Moses had influence over the constitution of the United States— at least that is what students are being taught in Texas. The social studies textbooks being used in Texas were recently evaluated by a group of history scholars and were judged to be full of “religious and conservative biases that… distort history”. The resultant biases in these books are not a result of textbook publishing companies catering and pandering to their market, but instead an attempt to follow the standards set by the Texas board of education. The textbooks published in accordance to these standards would not be usable anywhere else in the country, thus special textbooks are printed for Texas. These stark differences in public school curriculum likely contribute to the strong polarization that exists in American society and politics today.
These scholars evaluated books that were published specifically for the state of Texas by textbook giants like Pearson and McGraw-Hill. These books included many biases and factually incorrect ideas, such as glossing over slavery and segregation. In the discussion of the Civil War, states rights are listed as a reason for the war before slavery is ever mentioned. In addition, KKK (Ku Klux Klan) violence, Black Codes and Jim Crow laws are not mentioned at all. Racial segregation is barely mentioned in the books and only in reference to integration of the armed forces. Even economic systems are recounted in a biased and distorted manner. Capitalism is presented as a superior system in high school and middle school textbooks. New York Times accused these textbooks of putting a “conservative stamp on history and economics.” However, this “conservative stamp” doesn’t exactly originate with the textbooks or their publishers, per se; these biases can be traced back to the curriculum standards set forth by government representatives like the Board of Education.
The State Board of Education in Texas has certain guidelines that must be followed in the compilation of content for textbooks. The textbooks published and used in Texas are written in compliance with these guidelines, which is perhaps the reason for the stark difference in content between these textbooks and the rest. The curriculum standards set by the Board of Education clearly promote capitalism as an economic system. The standards state that high school students should “understand how the free enterprise system drives technological innovation and its application in the marketplace,” and middle school students should be able to “compare and contrast free enterprise, socialist, and communist economies in various contemporary societies, including the benefits of the U.S. free enterprise system.” These guidelines have a clear conservative ideology with “minimal government intrusion, taxation, and property rights”. These biased guidelines extend to the role of religion as well. The social studies standards ask students to question the separation of church and state by comparing the wording of the establishment clause in the constitution (which prohibits a state religion) to the phrase “separation of church and state,” implying that the Founding Fathers’ views on a religious state might not be as strong as they are portrayed. Perhaps the most startling bias is the curriculum’s call for students to be able to identify Moses as an influence on the US Constitution. Dan Quinn, Communications Director for the Texas Freedom Network Education Fund, which commissioned the scholars to evaluate the textbooks, remarked that “it is absurd to suggest that Moses was a major influence on the Constitution and our constitutional structure of government.” Additionally, he noted that “every scholar we have spoke to has said that that’s just factually inaccurate.” These curriculum guidelines, which are supposedly responsible for the distortion of textbooks, were voted in by the Board of Education in 2010. The guidelines are believed to be biased and dangerous to factual history as Kathy Miller, the president of TFN, said in a press release: “… a number of textbook passages essentially reflect the ideological beliefs of politicians on the state board rather than sound scholarship and factual history.” In Miller’s opinion, the politicization of Texas textbooks is detrimental because students end up being taught political beliefs instead of facts.

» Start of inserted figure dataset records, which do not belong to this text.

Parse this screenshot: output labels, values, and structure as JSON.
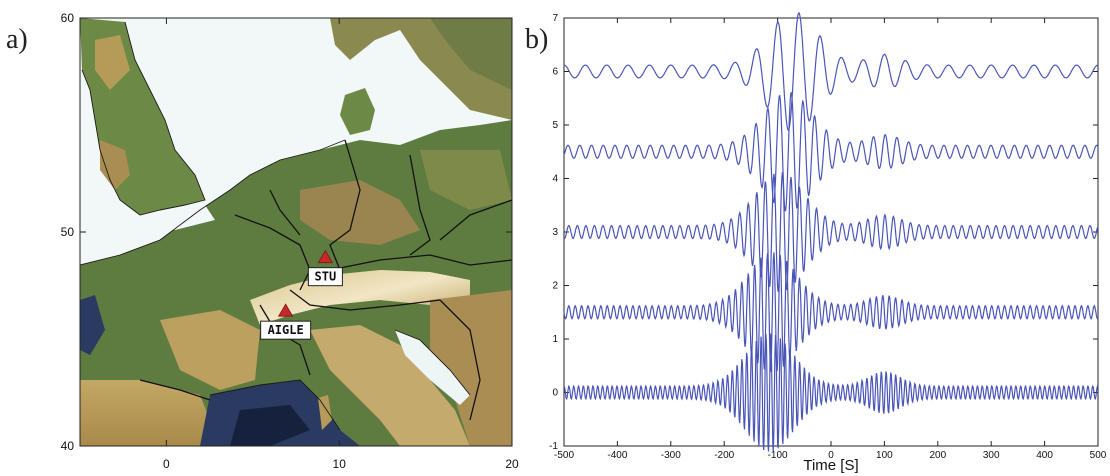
{
  "figure": {
    "panel_a_label": "a)",
    "panel_b_label": "b)"
  },
  "colors": {
    "sea": "#f2f7f7",
    "lowland": "#5e7c40",
    "upland": "#b59a58",
    "mountain": "#e0cf9a",
    "border": "#111111",
    "station": "#c8282a",
    "deep_sea": "#1b2a46",
    "trace": "#4a55b8"
  },
  "chart_data": [
    {
      "type": "map",
      "xlim": [
        -5,
        20
      ],
      "ylim": [
        40,
        60
      ],
      "x_ticks": [
        "0",
        "10",
        "20"
      ],
      "y_ticks": [
        "40",
        "50",
        "60"
      ],
      "stations": [
        {
          "name": "STU",
          "lon": 9.2,
          "lat": 48.8
        },
        {
          "name": "AIGLE",
          "lon": 6.9,
          "lat": 46.3
        }
      ]
    },
    {
      "type": "line",
      "xlabel": "Time [S]",
      "xlim": [
        -500,
        500
      ],
      "ylim": [
        -1,
        7
      ],
      "x_ticks": [
        "-500",
        "-400",
        "-300",
        "-200",
        "-100",
        "0",
        "100",
        "200",
        "300",
        "400",
        "500"
      ],
      "y_ticks": [
        "-1",
        "0",
        "1",
        "2",
        "3",
        "4",
        "5",
        "6",
        "7"
      ],
      "series": [
        {
          "baseline": 6.0,
          "peak_time": -70,
          "peak_amplitude": 1.0,
          "period": 40
        },
        {
          "baseline": 4.5,
          "peak_time": -80,
          "peak_amplitude": 1.0,
          "period": 22
        },
        {
          "baseline": 3.0,
          "peak_time": -95,
          "peak_amplitude": 1.0,
          "period": 16
        },
        {
          "baseline": 1.5,
          "peak_time": -110,
          "peak_amplitude": 1.0,
          "period": 12
        },
        {
          "baseline": 0.0,
          "peak_time": -115,
          "peak_amplitude": 1.0,
          "period": 9
        }
      ]
    }
  ]
}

Stephen A. Rosenbaum, the John and Elizabeth Boalt Lecturer at UC Berkeley who specializes in public policy, believes that political polarization is caused in part because of the politicization of school curriculum, which happens when education officials issue highly specific guidelines. “It is dangerous to start dictating specifics, instead of providing generalized guidelines,” Rosenbaum said in a phone interview. He believes that there should be a national federal standard set at a very generalized level which local school districts should be able to alter. As he puts it, “There is something to be said about national standards on science, social studies, literature, etc. But those standards should be supplemented by what local districts decide is important. The moment you say this is exactly what should be taught, you run into problems. Ultimately, we should encourage students to be critical thinkers.” In his opinion, this is a pressing educational challenge that must be addressed: “There are a lot of textbook purchases made in Texas, and Texas remains an influential market for publishers.” That Texas is such a populous and influential state might be the reason this issue has gotten so much notoriety.
The final vote on which books will be adopted in Texas will be held on Friday, November, 21st. Under a new Texas law, board members can only vote to reject books that have blatant factual errors or fail to meet at least half of the state’s requirements, meaning it may be too late to address some of the concerns raised. But this vote will be essential in deciding which “ideological beliefs” the students of Texas adopt.